USER PERSONAL INFORMATION
Any personal information you may provide to us on this website via, for example, a contact form or by signing up to our newsletter will never be sold, rented or otherwise distributed or made public without your express consent. We would only disclose personally identifiable information to the relevant authorities if we are required to do so by law
PERSONAL INFORMATION THAT THIS WEBSITE COLLECTS AND WHY WE COLLECT IT
This website collects and uses personal information for the following reasons:
1. Site visits tracking
Like most websites, this site uses Google Analytics to track user interaction. We use this data to determine the number of people using our site, to better understand how they find and use our web pages and to see their journey through the website.

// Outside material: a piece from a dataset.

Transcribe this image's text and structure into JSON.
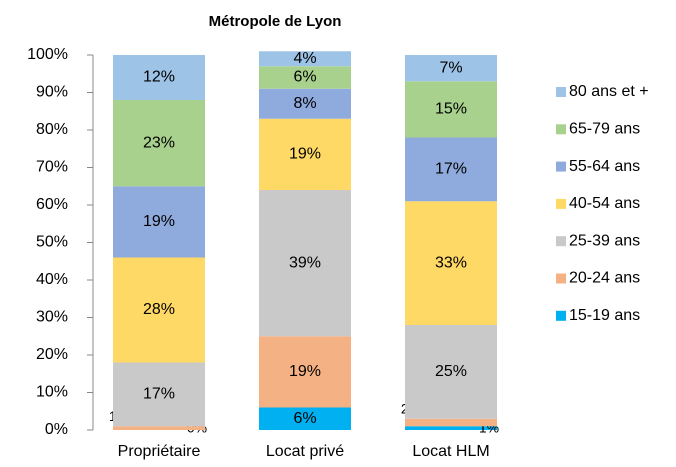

Although Google Analytics records data such as your geographical location, device, internet browser and operating system, none of this information personally identifies you to us. Google Analytics also records your computer’s IP address which could be used to personally identify you but Google do not grant us access to this. We consider Google to be a third party data processor.
2. Our blog/news page
We have disabled the ability for users to add comments on our blog posts by default. We therefore do not collect or store any personal data from our blog.
3. Contact forms and email links
Should you choose to contact us using the contact form on our Contact us page the data you supply will be collated into an email and sent to us. We do NOT store this information on our website.
Should you choose to contact us using an email link instead, none of the data that you supply will be stored by this website. Instead the data will be collated into an email and sent to us.
4. Email newsletter
If we supply an email newsletter and you choose to join it, the email address that you submit to us will be forwarded to MailChimp who provide us with email marketing services. We consider MailChimp to be a third party data processor. The email address that you submit will not be stored within this website’s own database or in any of our internal computer systems.
Your email address will remain within MailChimp’s database for as long as we continue to use MailChimp’s services for email marketing or until you specifically request removal from the list. You can do this by unsubscribing using the unsubscribe links contained in any email newsletters that we send you or by requesting removal via our contact form. When requesting removal via email, please send your email to us using the email account that is subscribed to the mailing list.
If you are under 16 years of age you MUST obtain parental consent before joining our email newsletter.
While your email address remains within the MailChimp database, you will receive periodic newsletter emails from us.
ABOUT THIS WEBSITE’S SERVER
All traffic (transferral of files) between this website and your web browser is encrypted and delivered over HTTPS.
THIRD PARTY DATA PROCESSORS
We use a number of third parties to process personal data on our behalf. These third parties have been carefully chosen and, to the best of our belief and understanding, all of them comply with current legislation. Both third parties are based in the USA and are EU-U.S Privacy Shield compliant.
We will report any unlawful data breach of this website’s database or the database(s) of any of our third party data processors to any and all relevant persons and authorities within 72 hours of the breach if it is apparent that personal data stored in an identifiable manner has been stolen.
The data controller for this website can be obtained by using the Contact page.
LINKS TO OTHER WEBSITES
Our website may contain links to other websites of interest. However, once you have used these links to leave our site, you should note that we do not have any control over that other website. Therefore, we cannot be responsible for the protection and privacy of any information which you provide whilst visiting such sites and such sites are not governed by this privacy statement. You should exercise caution and look at the privacy statement applicable to the website in question.